Il fut un temps, pas si éloigné, où l’idée même d’affronter le Bayern Munich plongeait Arsenal dans une terreur absolue. Entre 2013 et 2017, à quatre reprises, les Allemands ont réduit en poussière les espoirs des Gunners dès les huitièmes de finale de la Ligue des Champions, les confrontations devenant de plus en plus difficiles pour les Londoniens.
Les trois derniers affrontements se sont soldés par des victoires écrasantes du Bayern, 5-1 à chaque fois, soulignant l’abîme séparant un prétendant européen incontesté d’une équipe d’Arsenal luttant pour retrouver son lustre d’antan sur la scène domestique.
Arsenal, prêt à inverser la tendance contre un Bayern en crise
Cette période de domination sans partage est révolue. Alors que les deux équipes se préparent à renouveler leur rivalité ce mardi soir, cette fois en quart de finale, Arsenal n’a plus à redouter le géant bavarois. Face à une équipe de Bayern en proie à une saison de désordres et de crises, les hommes de Mikel Arteta sont désormais considérés comme les favoris légitimes de ce duel.
La dernière humiliation d’Arsenal par le Bayern remonte à 2017, une défaite qui avait profondément marqué les esprits. Cependant, le contexte actuel voit le Bayern englué dans le tumulte, tandis qu’Arsenal est vu d’un œil bien plus favorable.

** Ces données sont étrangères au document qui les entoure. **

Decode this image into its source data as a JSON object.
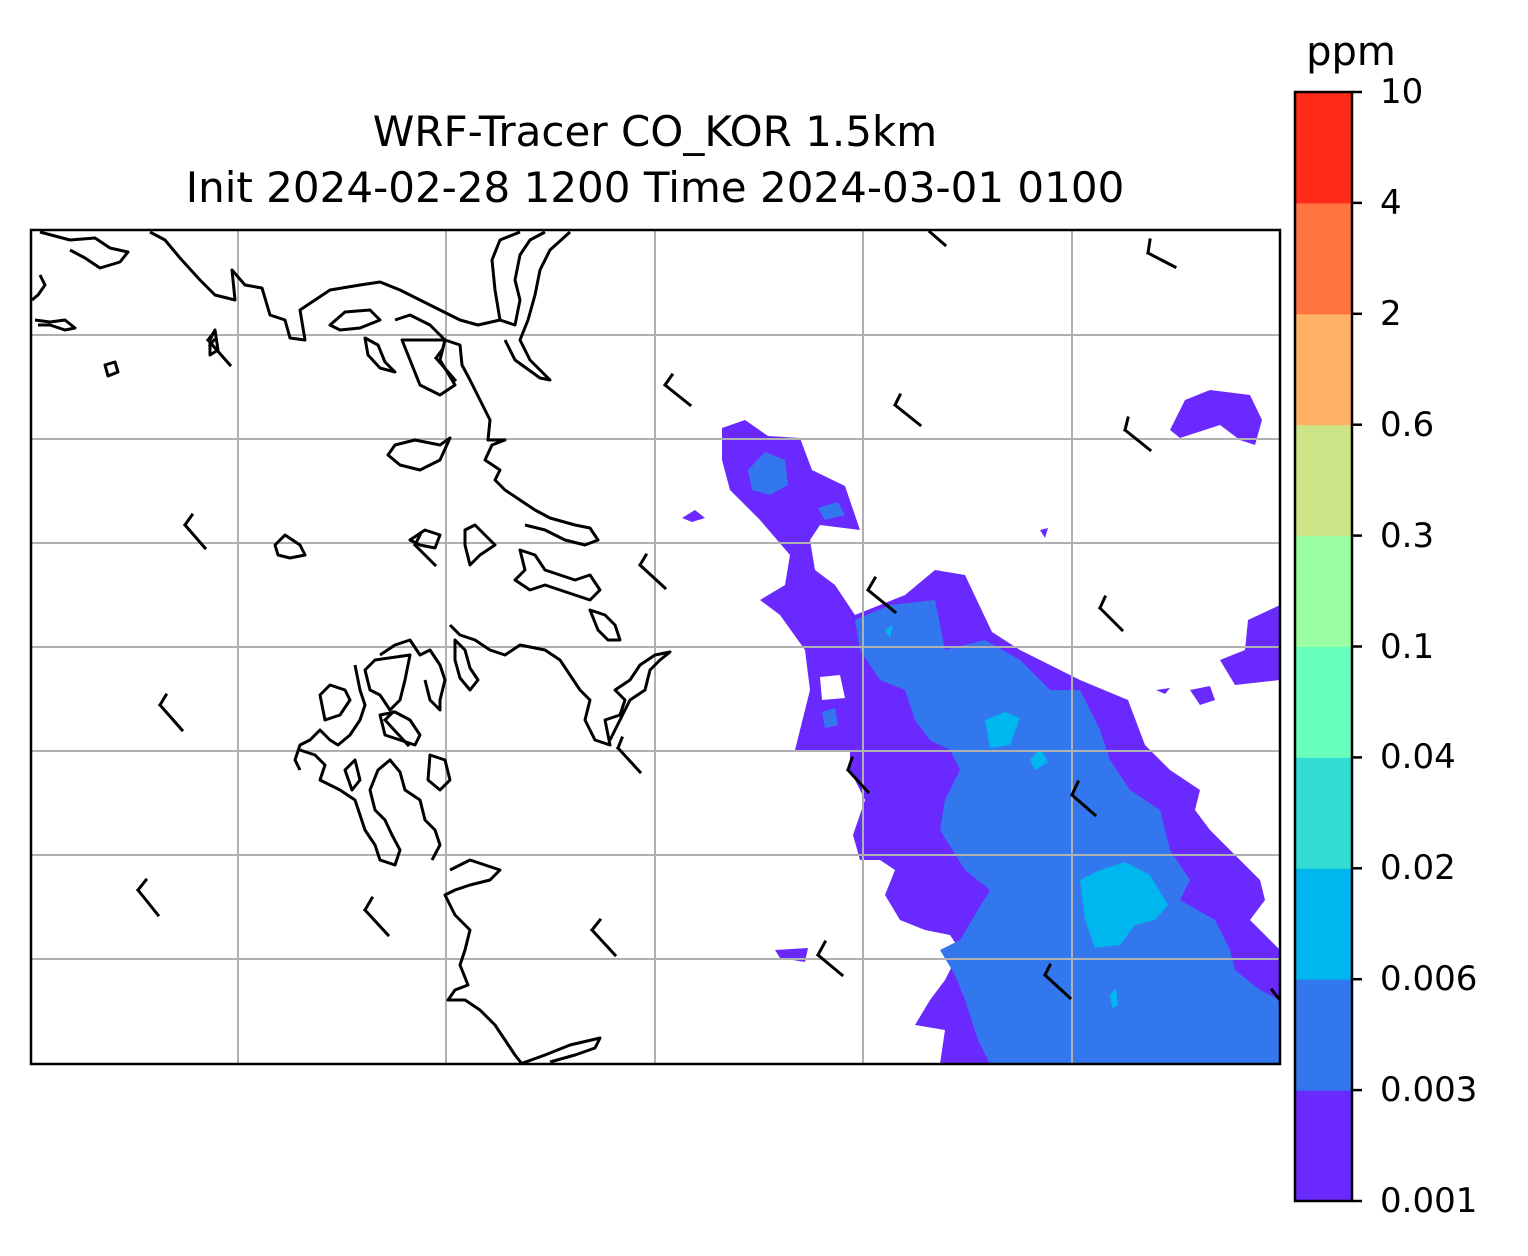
{
  "title": {
    "line1": "WRF-Tracer CO_KOR 1.5km",
    "line2": "Init 2024-02-28 1200 Time 2024-03-01 0100"
  },
  "colorbar": {
    "unit": "ppm",
    "levels": [
      "0.001",
      "0.003",
      "0.006",
      "0.02",
      "0.04",
      "0.1",
      "0.3",
      "0.6",
      "2",
      "4",
      "10"
    ],
    "colors": [
      "#6a2aff",
      "#3377ee",
      "#00b6ee",
      "#33ddd3",
      "#66ffbb",
      "#99ffa0",
      "#cce386",
      "#ffb265",
      "#ff7341",
      "#ff2a17"
    ]
  },
  "map": {
    "gridlines": true,
    "coastline_color": "#000000",
    "frame_color": "#000000",
    "grid_color": "#b0b0b0"
  },
  "chart_data": {
    "type": "heatmap",
    "title": "WRF-Tracer CO_KOR 1.5km\nInit 2024-02-28 1200 Time 2024-03-01 0100",
    "colorbar_label": "ppm",
    "levels": [
      0.001,
      0.003,
      0.006,
      0.02,
      0.04,
      0.1,
      0.3,
      0.6,
      2,
      4,
      10
    ],
    "grid": true
  }
}
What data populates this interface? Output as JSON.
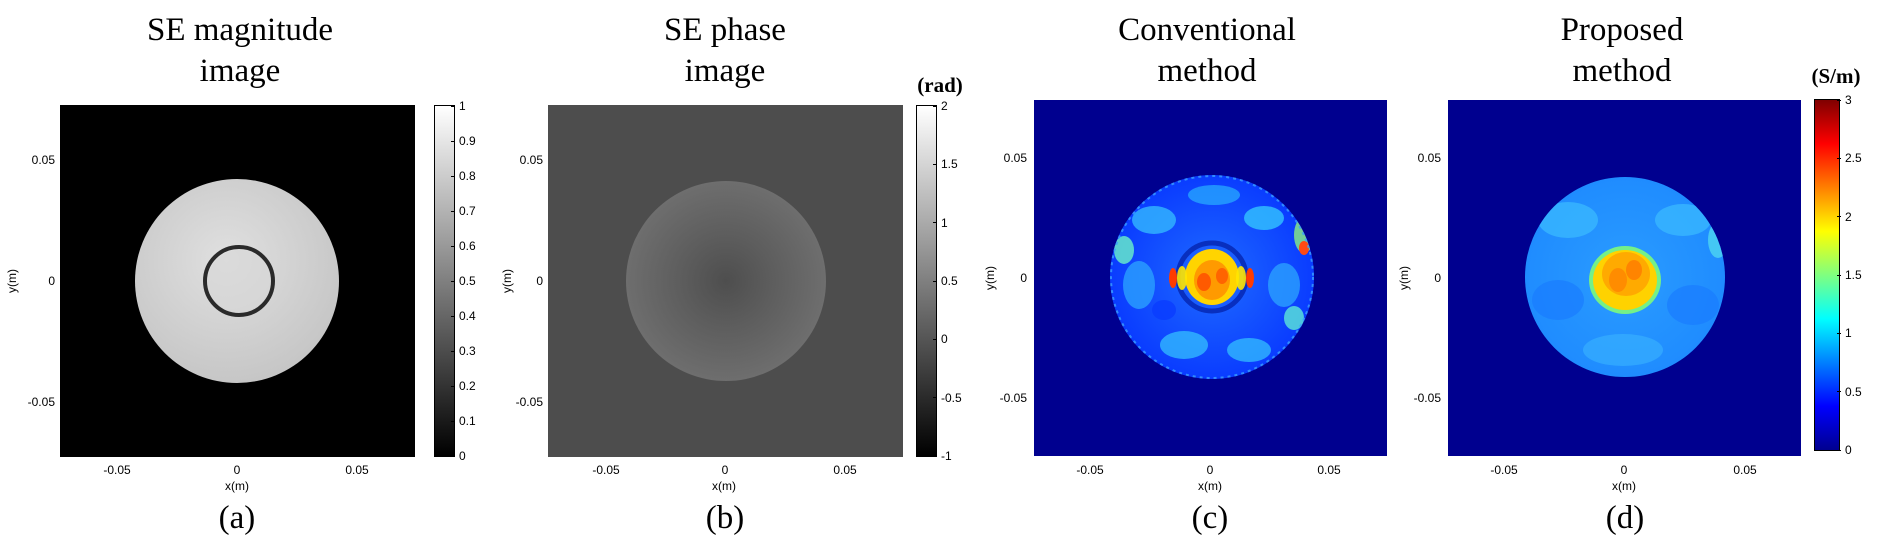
{
  "figure": {
    "panels": [
      {
        "id": "a",
        "title_lines": [
          "SE magnitude",
          "image"
        ],
        "caption": "(a)",
        "xlabel": "x(m)",
        "ylabel": "y(m)",
        "x_ticks": [
          "-0.05",
          "0",
          "0.05"
        ],
        "y_ticks": [
          "0.05",
          "0",
          "-0.05"
        ],
        "colormap": "gray",
        "colorbar_unit": "",
        "colorbar_ticks": [
          "1",
          "0.9",
          "0.8",
          "0.7",
          "0.6",
          "0.5",
          "0.4",
          "0.3",
          "0.2",
          "0.1",
          "0"
        ]
      },
      {
        "id": "b",
        "title_lines": [
          "SE phase",
          "image"
        ],
        "caption": "(b)",
        "xlabel": "x(m)",
        "ylabel": "y(m)",
        "x_ticks": [
          "-0.05",
          "0",
          "0.05"
        ],
        "y_ticks": [
          "0.05",
          "0",
          "-0.05"
        ],
        "colormap": "gray",
        "colorbar_unit": "(rad)",
        "colorbar_ticks": [
          "2",
          "1.5",
          "1",
          "0.5",
          "0",
          "-0.5",
          "-1"
        ]
      },
      {
        "id": "c",
        "title_lines": [
          "Conventional",
          "method"
        ],
        "caption": "(c)",
        "xlabel": "x(m)",
        "ylabel": "y(m)",
        "x_ticks": [
          "-0.05",
          "0",
          "0.05"
        ],
        "y_ticks": [
          "0.05",
          "0",
          "-0.05"
        ],
        "colormap": "jet",
        "colorbar_unit": "",
        "colorbar_ticks": []
      },
      {
        "id": "d",
        "title_lines": [
          "Proposed",
          "method"
        ],
        "caption": "(d)",
        "xlabel": "x(m)",
        "ylabel": "y(m)",
        "x_ticks": [
          "-0.05",
          "0",
          "0.05"
        ],
        "y_ticks": [
          "0.05",
          "0",
          "-0.05"
        ],
        "colormap": "jet",
        "colorbar_unit": "(S/m)",
        "colorbar_ticks": [
          "3",
          "2.5",
          "2",
          "1.5",
          "1",
          "0.5",
          "0"
        ]
      }
    ],
    "colors": {
      "background_black": "#000000",
      "phase_background": "#4d4d4d",
      "jet_background": "#00008f"
    }
  }
}
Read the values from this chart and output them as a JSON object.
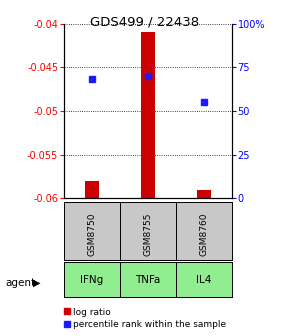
{
  "title": "GDS499 / 22438",
  "samples": [
    "GSM8750",
    "GSM8755",
    "GSM8760"
  ],
  "agents": [
    "IFNg",
    "TNFa",
    "IL4"
  ],
  "log_ratios": [
    -0.058,
    -0.041,
    -0.059
  ],
  "percentile_ranks": [
    68,
    70,
    55
  ],
  "ylim_left": [
    -0.06,
    -0.04
  ],
  "ylim_right": [
    0,
    100
  ],
  "yticks_left": [
    -0.06,
    -0.055,
    -0.05,
    -0.045,
    -0.04
  ],
  "yticks_right": [
    0,
    25,
    50,
    75,
    100
  ],
  "ytick_labels_left": [
    "-0.06",
    "-0.055",
    "-0.05",
    "-0.045",
    "-0.04"
  ],
  "ytick_labels_right": [
    "0",
    "25",
    "50",
    "75",
    "100%"
  ],
  "bar_color": "#cc0000",
  "dot_color": "#1a1aff",
  "sample_box_color": "#c8c8c8",
  "agent_box_color": "#90ee90",
  "legend_bar_label": "log ratio",
  "legend_dot_label": "percentile rank within the sample",
  "bar_width": 0.25
}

Des fissures au sein de l’équipe bavaroise
Malgré la présence de Harry Kane, auteur de 38 buts en 37 apparitions lors d’une saison inaugurale exceptionnelle, et un palmarès qui force le respect, le Bayern semble n’être que l’ombre de lui-même. La saison 2023-2024 se révèle atypique pour le club, avec des tensions palpables au sein de la direction, dans le staff technique et sur le terrain, le tout menant le club vers une saison potentiellement sans trophée depuis 2012.
La défaite de samedi dernier contre Heidenheim, où le Bayern a gaspillé une avance de deux buts pour s’incliner 3-2, le laisse à 16 points du leader invaincu de la Bundesliga, le Bayer Leverkusen de Xabi Alonso. Le couronnement de Leverkusen, premier club autre que le Bayern à remporter le titre depuis douze ans, n’est plus qu’une question de temps. Le Bayern pourrait même ne pas finir deuxième, Stuttgart le talonnant de près.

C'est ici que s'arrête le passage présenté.